Dangers of Disappearing Glaciers and Ice Packs
Almost all of the mountain glaciers on Earth have been shrinking and disappearing over the last century. With melting ocean ice cover, wildlife and humans will be seriously affected.
Walruses and polar bears have been observed to be thin and in poor condition due in part to the melting sea ice.
Deadly Heat Waves Are More Likely and More Frequent
In July 1995, 739 people in Chicago died when the temperature hit a record 106 degrees F. According to the Centers for Disease Control, access to air conditioning could have saved hundreds of lives… but, 49,000 homes lost power and air conditioning.

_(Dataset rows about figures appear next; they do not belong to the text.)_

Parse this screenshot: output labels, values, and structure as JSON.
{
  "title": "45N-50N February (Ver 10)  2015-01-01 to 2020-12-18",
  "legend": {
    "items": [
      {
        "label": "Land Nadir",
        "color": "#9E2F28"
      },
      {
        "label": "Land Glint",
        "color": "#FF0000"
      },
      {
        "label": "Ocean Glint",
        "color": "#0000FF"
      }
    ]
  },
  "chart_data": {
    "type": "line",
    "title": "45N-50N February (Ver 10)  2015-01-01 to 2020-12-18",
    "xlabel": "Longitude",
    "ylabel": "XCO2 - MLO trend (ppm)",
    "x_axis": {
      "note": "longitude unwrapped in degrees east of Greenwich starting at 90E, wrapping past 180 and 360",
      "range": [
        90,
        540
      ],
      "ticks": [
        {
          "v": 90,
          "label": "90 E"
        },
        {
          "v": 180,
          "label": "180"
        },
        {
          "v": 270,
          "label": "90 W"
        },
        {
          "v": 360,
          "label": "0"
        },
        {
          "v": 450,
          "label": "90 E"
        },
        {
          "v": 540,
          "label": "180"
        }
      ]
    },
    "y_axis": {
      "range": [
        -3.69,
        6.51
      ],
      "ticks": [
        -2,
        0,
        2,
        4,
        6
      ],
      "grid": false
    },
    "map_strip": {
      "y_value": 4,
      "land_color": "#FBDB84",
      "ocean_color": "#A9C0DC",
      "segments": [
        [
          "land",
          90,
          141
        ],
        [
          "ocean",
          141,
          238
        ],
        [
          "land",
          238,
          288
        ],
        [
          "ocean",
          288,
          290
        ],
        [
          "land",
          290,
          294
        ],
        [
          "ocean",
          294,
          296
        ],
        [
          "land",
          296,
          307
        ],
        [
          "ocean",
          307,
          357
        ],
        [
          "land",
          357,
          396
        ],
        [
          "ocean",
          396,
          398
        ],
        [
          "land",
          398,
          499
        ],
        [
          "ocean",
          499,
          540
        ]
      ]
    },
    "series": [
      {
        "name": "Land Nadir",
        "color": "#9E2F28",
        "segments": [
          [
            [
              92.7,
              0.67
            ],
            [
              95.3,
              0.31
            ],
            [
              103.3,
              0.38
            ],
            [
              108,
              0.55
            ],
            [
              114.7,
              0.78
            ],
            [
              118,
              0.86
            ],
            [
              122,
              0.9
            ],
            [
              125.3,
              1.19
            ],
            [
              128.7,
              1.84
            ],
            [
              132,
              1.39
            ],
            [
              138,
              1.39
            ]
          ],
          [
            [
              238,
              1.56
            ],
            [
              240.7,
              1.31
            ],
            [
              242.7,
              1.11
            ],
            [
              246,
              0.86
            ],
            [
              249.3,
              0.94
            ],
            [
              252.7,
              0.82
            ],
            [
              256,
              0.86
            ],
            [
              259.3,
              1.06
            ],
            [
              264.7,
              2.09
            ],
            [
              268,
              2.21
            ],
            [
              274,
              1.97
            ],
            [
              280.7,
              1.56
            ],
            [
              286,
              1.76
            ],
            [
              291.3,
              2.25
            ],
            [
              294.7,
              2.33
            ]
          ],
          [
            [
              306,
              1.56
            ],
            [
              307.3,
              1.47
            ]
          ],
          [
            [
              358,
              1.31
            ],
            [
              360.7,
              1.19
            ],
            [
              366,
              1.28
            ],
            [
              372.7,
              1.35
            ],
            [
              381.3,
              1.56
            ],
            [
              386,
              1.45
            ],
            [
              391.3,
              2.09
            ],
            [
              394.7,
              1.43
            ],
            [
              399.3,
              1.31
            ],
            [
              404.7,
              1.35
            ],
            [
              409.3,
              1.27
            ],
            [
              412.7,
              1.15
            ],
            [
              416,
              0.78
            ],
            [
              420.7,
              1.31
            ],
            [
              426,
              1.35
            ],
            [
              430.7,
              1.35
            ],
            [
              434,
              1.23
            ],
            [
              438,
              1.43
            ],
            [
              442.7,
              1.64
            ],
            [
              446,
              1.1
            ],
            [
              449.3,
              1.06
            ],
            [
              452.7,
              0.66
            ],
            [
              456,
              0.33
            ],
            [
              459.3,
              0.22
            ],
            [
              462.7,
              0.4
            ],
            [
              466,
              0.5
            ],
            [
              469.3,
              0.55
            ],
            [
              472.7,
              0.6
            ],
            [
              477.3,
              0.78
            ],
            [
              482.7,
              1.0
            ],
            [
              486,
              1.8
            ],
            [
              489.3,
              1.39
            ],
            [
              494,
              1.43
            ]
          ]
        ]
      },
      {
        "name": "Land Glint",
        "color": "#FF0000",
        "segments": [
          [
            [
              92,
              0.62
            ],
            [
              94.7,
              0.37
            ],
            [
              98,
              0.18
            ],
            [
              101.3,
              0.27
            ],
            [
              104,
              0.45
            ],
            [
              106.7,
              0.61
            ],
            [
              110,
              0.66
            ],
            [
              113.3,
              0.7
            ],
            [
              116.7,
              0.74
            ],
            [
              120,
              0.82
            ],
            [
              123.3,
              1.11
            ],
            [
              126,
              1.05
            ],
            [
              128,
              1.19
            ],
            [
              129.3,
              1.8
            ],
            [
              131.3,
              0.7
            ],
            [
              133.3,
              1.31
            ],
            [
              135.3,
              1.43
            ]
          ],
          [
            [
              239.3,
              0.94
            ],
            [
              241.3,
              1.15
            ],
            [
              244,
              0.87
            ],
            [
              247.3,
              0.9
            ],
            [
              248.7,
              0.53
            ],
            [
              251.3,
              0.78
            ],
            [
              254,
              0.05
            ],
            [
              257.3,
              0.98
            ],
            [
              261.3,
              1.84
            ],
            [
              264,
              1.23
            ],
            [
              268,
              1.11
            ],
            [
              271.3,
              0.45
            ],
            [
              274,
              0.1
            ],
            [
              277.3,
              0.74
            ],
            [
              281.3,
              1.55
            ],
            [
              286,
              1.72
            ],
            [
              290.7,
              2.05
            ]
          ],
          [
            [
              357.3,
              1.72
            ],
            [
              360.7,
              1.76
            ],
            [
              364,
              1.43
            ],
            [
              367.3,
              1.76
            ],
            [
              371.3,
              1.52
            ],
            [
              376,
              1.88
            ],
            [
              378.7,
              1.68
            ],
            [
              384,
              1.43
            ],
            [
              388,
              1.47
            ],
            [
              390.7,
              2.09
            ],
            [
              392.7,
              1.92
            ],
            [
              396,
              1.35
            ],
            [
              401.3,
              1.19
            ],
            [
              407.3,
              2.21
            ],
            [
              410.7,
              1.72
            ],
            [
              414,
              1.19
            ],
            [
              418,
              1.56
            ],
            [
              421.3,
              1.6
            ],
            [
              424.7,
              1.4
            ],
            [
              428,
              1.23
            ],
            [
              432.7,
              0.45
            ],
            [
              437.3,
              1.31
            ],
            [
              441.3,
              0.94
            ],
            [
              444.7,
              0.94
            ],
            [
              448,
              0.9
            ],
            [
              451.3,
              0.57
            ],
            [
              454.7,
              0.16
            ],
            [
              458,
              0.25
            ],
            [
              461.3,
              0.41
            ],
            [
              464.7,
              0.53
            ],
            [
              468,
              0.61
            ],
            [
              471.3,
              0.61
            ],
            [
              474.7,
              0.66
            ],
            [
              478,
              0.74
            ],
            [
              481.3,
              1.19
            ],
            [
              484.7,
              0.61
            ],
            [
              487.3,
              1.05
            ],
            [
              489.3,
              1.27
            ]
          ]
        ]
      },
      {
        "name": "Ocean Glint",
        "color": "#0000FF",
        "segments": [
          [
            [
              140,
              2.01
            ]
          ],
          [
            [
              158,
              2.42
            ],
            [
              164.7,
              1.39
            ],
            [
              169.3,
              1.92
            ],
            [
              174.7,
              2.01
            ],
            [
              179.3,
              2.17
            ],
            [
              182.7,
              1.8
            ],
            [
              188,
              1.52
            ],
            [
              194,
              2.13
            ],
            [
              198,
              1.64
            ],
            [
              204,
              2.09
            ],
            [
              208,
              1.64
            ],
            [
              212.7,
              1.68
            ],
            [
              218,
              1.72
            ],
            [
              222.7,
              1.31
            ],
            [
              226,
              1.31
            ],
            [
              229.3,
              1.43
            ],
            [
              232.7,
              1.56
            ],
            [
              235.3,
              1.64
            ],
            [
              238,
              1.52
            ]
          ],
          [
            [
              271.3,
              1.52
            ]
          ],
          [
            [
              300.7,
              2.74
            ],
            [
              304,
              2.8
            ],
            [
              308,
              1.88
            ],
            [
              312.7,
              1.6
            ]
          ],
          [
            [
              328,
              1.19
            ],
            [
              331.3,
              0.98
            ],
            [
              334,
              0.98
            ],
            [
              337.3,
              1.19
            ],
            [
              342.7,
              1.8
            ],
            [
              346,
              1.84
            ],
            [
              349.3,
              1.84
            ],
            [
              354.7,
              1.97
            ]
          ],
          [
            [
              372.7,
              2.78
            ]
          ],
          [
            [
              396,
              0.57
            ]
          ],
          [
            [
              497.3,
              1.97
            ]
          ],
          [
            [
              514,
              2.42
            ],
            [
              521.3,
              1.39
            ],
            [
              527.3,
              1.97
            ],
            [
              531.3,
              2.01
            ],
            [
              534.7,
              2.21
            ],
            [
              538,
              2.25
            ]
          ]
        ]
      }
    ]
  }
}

By the second day of the five-day heat wave, medical emergency rooms exceeded capacity. About 23 hospitals were closed to new patients. So, ambulances had to drive around town with nowhere to unload their patients. The morgue overflowed. Nine 48-foot meat trucks had to be brought in to store the dead bodies.
The world’s deadliest heat wave struck Europe in August 2003. A staggering 27,000 people in England, France, Germany and other parts of Europe died from the heat wave. More than 14,000 people died in France alone.
Survivors of the heat wave also suffered from dehydration, heat stroke, advanced stages of shock and fevers as well as irreversible brain damage.
Health spending was increased by $6.8 billion over five years by the French government. Due to the heat wave, medical costs soared.
Destructive Hurricanes Are More Likely and More Frequent
Hurricanes are fueled by warm ocean waters. Global warming, which is heating up ocean waters, is predicted to lead to more intense hurricanes.
According to a 2005 study done by Massachusetts Institute of Technology, the destructive potential of tropical storms has doubled over the past 30 years. According to a study done by Georgia Institute of Technology, the number of Category 4 and 5 hurricanes has doubled since the 1970s.
The destruction caused by Hurricane Katrina in 2005 shocked the world. Global warming is predicted to lead to more destructive hurricanes more frequently.
Global Warming Could Lead to Devastating Consequences For Our Economy
* If there isn’t enough snow or snow can not be created due to global warming, America’s $4.5 billion ski industry is dead.
* Global warming could lead to financial disasters for lobstermen. Studies have shown that temperatures ranging from 75 to 86 degrees F are lethal to lobsters.
In 1999, lobsters were dying in record numbers. By 2003, lobster populations were down 70% compared to 1998 levels.
* The taste and quality of wine depend on the soil and climate conditions in which the grapes are grown. Higher temperatures and less precipitation as well as more frequent and severe droughts due to global warming could have devastating effects on California’s $15 billion wine industry.